Ce mois prestigieux de recueil et souvenir de l’apport culturel, humain, et historique de la communauté noire des États-Unis est célèbré chaque année en février, mais cette année il a été marqué le 6 février par le retour spectaculaire de la chanteuse Beyoncé (probablement la plus importante icône culturelle noire depuis Michael Jackson) pour le ‘Halftime Show’ du Super Bowl, la plus grand-messe télévisuelle des États-Unis d’Amérique. Comme à son habitude et après plusieurs mois de silence, Beyoncé a pris tout le monde de cours en livrant sur la toile ‘FORMATION’, une nouvelle chanson articulée autour d’un clip coup de poing, et on ne peut plus militant. Au travers de scénographies stylisées et des costumes aux références précises à la période de ségrégation précédant le ’Civil rights movement’ des 50s, la chanteuse la plus puissante au monde, politiquement (grande amie du couple Obama) et financièrement (les avoirs de son couple formé avec à le rapper Jay-Z sont évalués à plus d’un milliard de dollars) retrace l’histoire mouvementée de la communauté noire au XXeme siècle, et s’empare du Super Bowl et de l’Amérique blanche pour une démonstration de force spectaculaire, avec une esthétique féministe et exaltée empruntée au Black Panther Party des 60s.

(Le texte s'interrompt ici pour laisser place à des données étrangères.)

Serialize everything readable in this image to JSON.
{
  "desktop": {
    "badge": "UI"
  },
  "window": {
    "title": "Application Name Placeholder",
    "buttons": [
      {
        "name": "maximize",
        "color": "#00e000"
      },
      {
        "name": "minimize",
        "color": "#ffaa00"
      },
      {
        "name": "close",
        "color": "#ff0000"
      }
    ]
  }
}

Artiste se voulant parfaite, obsédée par le contrôle, Beyoncé a surpris le monde entier en s’immisçant de façon aussi frontale dans l’arène politique en amplifiant l’écho du puissant mouvement politique Black Lives Matter né en 2013 en réaction aux nombreux meurtres raciaux inexpliqués et manifestations massives défiant l’État policier à Ferguson dans le Missouri, ou encore à New York. Très loin d’un Kanye West probablement trop pris par ses propres égards mégalomaniaques, c’est finalement Kendrick Lamar qui amplifie le message de ce renouveau de la parole noire militante et ultra-médiatisé. À l’occasion des Grammy Awards, le rapper a électrifié la scène avec sa performance militante du morceau The Blacker the Berry’.

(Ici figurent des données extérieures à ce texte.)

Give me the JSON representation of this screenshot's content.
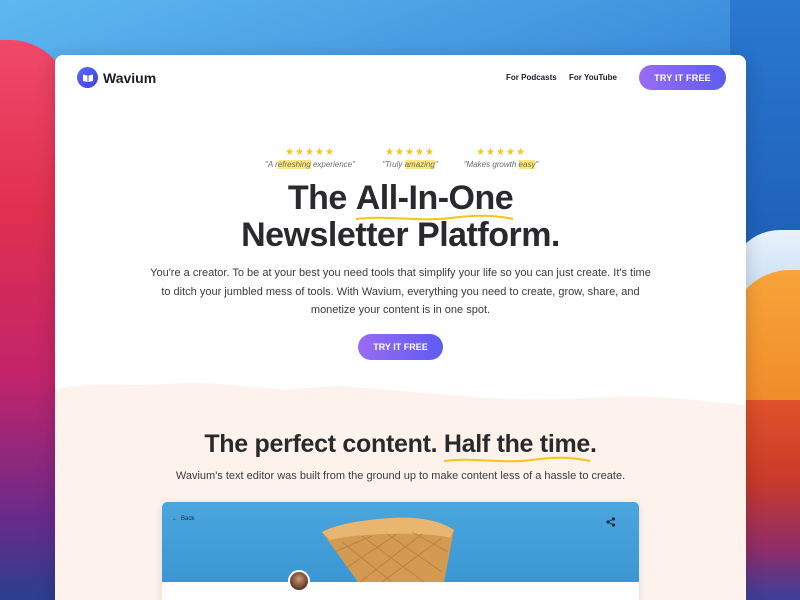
{
  "colors": {
    "brand": "#5e5bf0",
    "cta_gradient_start": "#9a6cf3",
    "star": "#f5c518",
    "highlight": "#fbe77a",
    "squiggle": "#f5c518",
    "cream": "#fdf3ec"
  },
  "nav": {
    "logo_icon": "book-open-icon",
    "logo_text": "Wavium",
    "links": [
      "For Podcasts",
      "For YouTube"
    ],
    "cta": "TRY IT FREE"
  },
  "reviews": [
    {
      "stars": "★★★★★",
      "pre": "\"A r",
      "hl": "efreshing",
      "post": " experience\""
    },
    {
      "stars": "★★★★★",
      "pre": "\"Truly ",
      "hl": "amazing",
      "post": "\""
    },
    {
      "stars": "★★★★★",
      "pre": "\"Makes growth ",
      "hl": "easy",
      "post": "\""
    }
  ],
  "hero": {
    "title_pre": "The ",
    "title_em": "All-In-One",
    "title_line2": "Newsletter Platform.",
    "subtitle": "You're a creator. To be at your best you need tools that simplify your life so you can just create. It's time to ditch your jumbled mess of tools. With Wavium, everything you need to create, grow, share, and monetize your content is in one spot.",
    "cta": "TRY IT FREE"
  },
  "section": {
    "title_pre": "The perfect content. ",
    "title_em": "Half the time",
    "title_post": ".",
    "subtitle": "Wavium's text editor was built from the ground up to make content less of a hassle to create."
  },
  "preview": {
    "back_label": "Back",
    "back_icon": "arrow-left-icon",
    "share_icon": "share-icon"
  }
}
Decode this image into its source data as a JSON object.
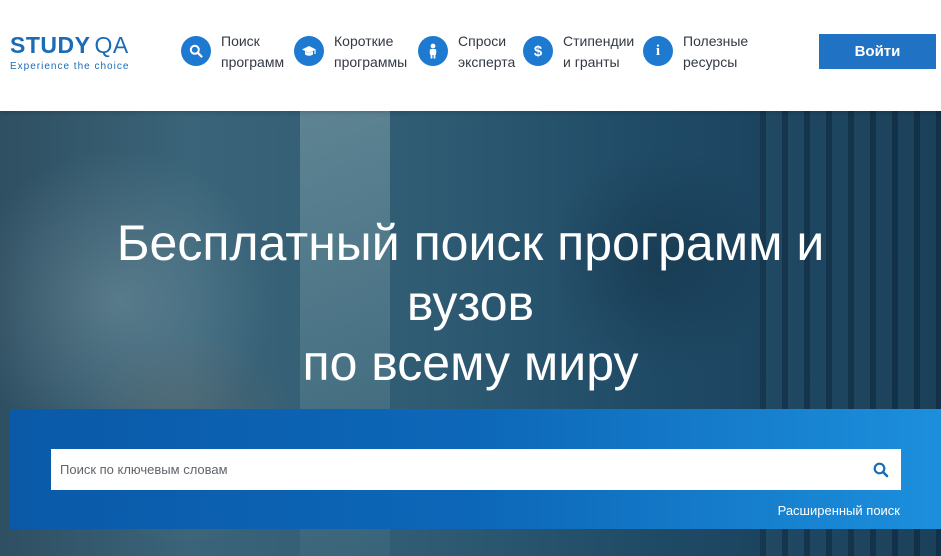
{
  "logo": {
    "main": "STUDY",
    "qa": "QA",
    "tagline": "Experience the choice"
  },
  "nav": [
    {
      "label": "Поиск программ",
      "icon": "search-icon"
    },
    {
      "label": "Короткие программы",
      "icon": "graduation-cap-icon"
    },
    {
      "label": "Спроси эксперта",
      "icon": "person-icon"
    },
    {
      "label": "Стипендии и гранты",
      "icon": "dollar-icon"
    },
    {
      "label": "Полезные ресурсы",
      "icon": "info-icon"
    }
  ],
  "login_label": "Войти",
  "hero": {
    "line1": "Бесплатный поиск программ и",
    "line2": "вузов",
    "line3": "по всему миру"
  },
  "search": {
    "placeholder": "Поиск по ключевым словам",
    "advanced_label": "Расширенный поиск"
  },
  "colors": {
    "brand": "#1b6bb5",
    "accent": "#1d7ad0",
    "panel": "#0d67b8"
  }
}
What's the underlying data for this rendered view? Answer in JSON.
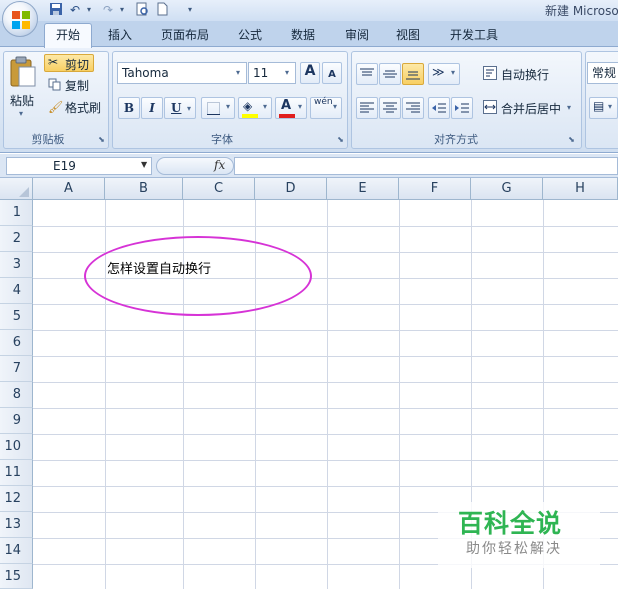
{
  "window": {
    "title": "新建 Microso"
  },
  "tabs": [
    "开始",
    "插入",
    "页面布局",
    "公式",
    "数据",
    "审阅",
    "视图",
    "开发工具"
  ],
  "clipboard": {
    "paste_label": "粘贴",
    "cut_label": "剪切",
    "copy_label": "复制",
    "format_painter_label": "格式刷",
    "group_label": "剪贴板"
  },
  "font": {
    "name": "Tahoma",
    "size": "11",
    "group_label": "字体",
    "grow_label": "A",
    "shrink_label": "A",
    "bold_label": "B",
    "italic_label": "I",
    "underline_label": "U",
    "font_color_label": "A",
    "phonetic_label": "wén"
  },
  "alignment": {
    "wrap_text_label": "自动换行",
    "merge_center_label": "合并后居中",
    "group_label": "对齐方式"
  },
  "number": {
    "format_value": "常规"
  },
  "formula_bar": {
    "name_box": "E19",
    "fx_label": "fx",
    "formula": ""
  },
  "sheet": {
    "columns": [
      "A",
      "B",
      "C",
      "D",
      "E",
      "F",
      "G",
      "H"
    ],
    "rows": [
      "1",
      "2",
      "3",
      "4",
      "5",
      "6",
      "7",
      "8",
      "9",
      "10",
      "11",
      "12",
      "13",
      "14",
      "15"
    ],
    "cell_b3": "怎样设置自动换行",
    "annotation_color": "#d633d6"
  },
  "watermark": {
    "title": "百科全说",
    "subtitle": "助你轻松解决",
    "color": "#2fb553"
  }
}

Mais c’est surtout le paroxysme hollywoodien de la 88éme cérémonie des oscars qui a attisé la polémique de la représentation culturelle de la communauté afro-américaine et la controverse #oscarssowhite qui a débuté lors de l’annonce des nominés dès la mi-janvier 2016: Aucun acteur ou actrice noir(e) ne passent la sélection, et des voix politiques puissantes tels que Spike Lee s’expriment pour dénoncer une injustice flagrante et la représentation parcellaire d’une société soit-disante multiculturelle. Tout au long du mois de février, la société civile continue de s’emparer du débat qui rebondit dans des sketchs autant humoristiques que pinçant, tel que la présentation du comédien britannique John Oliver pour la chaine HBO sur le malheureux concept du «whitewashing» qui étreint Hollywood depuis le milieu du XXéme siècle, ou encore les comédiens de SNL qui à leur tour prennent d’assaut la citadelle blanche d’Hollywood.

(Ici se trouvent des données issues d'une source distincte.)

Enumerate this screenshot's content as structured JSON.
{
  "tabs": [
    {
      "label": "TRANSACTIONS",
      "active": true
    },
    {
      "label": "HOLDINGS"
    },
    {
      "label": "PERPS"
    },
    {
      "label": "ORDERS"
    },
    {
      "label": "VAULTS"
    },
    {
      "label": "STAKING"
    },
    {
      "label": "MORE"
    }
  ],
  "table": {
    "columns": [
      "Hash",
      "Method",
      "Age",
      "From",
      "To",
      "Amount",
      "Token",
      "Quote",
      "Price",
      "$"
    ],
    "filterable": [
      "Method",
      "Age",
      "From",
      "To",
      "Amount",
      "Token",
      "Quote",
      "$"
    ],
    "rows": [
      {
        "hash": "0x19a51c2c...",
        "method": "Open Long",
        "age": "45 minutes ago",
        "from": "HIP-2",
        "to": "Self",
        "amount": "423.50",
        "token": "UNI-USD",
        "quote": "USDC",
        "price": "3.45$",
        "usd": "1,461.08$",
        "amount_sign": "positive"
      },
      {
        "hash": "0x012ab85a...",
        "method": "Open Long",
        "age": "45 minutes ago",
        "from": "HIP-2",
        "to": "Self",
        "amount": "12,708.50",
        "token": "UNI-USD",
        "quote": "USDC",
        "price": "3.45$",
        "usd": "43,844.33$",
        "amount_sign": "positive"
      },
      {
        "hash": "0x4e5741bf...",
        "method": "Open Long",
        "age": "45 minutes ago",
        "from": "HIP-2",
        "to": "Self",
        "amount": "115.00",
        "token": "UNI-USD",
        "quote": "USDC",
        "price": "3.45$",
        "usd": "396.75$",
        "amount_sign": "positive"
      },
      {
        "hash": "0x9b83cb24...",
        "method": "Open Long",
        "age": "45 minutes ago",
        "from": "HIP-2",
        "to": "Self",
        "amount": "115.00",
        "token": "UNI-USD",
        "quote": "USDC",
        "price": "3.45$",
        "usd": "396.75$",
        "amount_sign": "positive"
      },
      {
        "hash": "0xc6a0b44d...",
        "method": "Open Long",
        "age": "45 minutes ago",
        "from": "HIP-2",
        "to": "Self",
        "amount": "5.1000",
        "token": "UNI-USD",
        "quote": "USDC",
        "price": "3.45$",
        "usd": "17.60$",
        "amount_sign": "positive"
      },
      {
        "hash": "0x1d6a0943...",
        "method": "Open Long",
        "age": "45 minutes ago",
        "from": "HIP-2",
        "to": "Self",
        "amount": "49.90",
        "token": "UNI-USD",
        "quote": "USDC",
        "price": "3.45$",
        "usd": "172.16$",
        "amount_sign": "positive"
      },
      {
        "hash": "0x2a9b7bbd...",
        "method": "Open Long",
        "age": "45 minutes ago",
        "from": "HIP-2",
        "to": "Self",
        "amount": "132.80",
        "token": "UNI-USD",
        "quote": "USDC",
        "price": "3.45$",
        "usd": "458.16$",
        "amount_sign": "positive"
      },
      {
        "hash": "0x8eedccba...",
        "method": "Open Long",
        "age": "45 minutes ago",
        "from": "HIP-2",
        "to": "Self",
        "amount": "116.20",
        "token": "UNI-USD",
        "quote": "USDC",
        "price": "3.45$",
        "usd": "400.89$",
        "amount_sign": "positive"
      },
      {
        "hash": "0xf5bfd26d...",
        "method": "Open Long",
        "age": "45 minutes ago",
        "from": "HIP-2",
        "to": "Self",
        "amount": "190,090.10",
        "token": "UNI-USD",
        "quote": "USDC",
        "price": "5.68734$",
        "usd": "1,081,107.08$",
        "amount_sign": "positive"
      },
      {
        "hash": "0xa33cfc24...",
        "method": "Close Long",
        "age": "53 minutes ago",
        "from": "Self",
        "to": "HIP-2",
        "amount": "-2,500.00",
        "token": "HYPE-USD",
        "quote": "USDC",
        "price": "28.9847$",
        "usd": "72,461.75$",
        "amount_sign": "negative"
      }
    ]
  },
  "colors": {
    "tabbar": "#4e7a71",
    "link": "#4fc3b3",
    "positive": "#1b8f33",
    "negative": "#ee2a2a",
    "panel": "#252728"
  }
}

Mais dans la bataille pour le leadership démocrate entre Hillary Clinton & Bernie Sanders, où se situe l’électorat afro-américain á la veille du Super Tuesday? Traditionnellement pro-Clinton depuis les 90’s, et particulièrement dans le sud où Bill Clinton fit ses armes deux fois en tant que Gouverneur de l’Arkansas (1979-81, puis 1983-1992), Hillary semble se rapprocher de la nomination à l’heure où la balance est enfin à même de pencher en sa faveur. Cependant, il serait injuste de disqualifier Bernie Sanders trop rapidement… Le potentiel ‘premier président socialiste des États-Unis d’Amérique’ ne cesse de recueillir des soutiens médiatiques et politiques de plus en plus importants en provenance du milieu intellectuel afro-américain: Le très respecté écrivain et journaliste Ta-Nehisi Coates lui a finalement apporté son soutien malgré des désaccords de fond (notamment liés à la demande politique de droits de réparation de l’esclavagisme), et Spike Lee, l’avocat historique et militant de la communauté noire a récemment prêté sa voix au nouveau message publicitaire de la campagne Sanders dénonçant les méfaits du capitalisme contemporain et prônant la capacitée du candidat à‘Do the Right Thing’.

Malcolm X disait ‘You can’t have capitalism without racism”. À l’aube d’une nouvelle mutation américaine entre possible repli conservateur, populiste, et liberticide, ou espoir social-démocrate, ses paroles semblent imprégner plus que jamais les ébats de la campagne et la culture pop activiste qui se rassemble et se politise.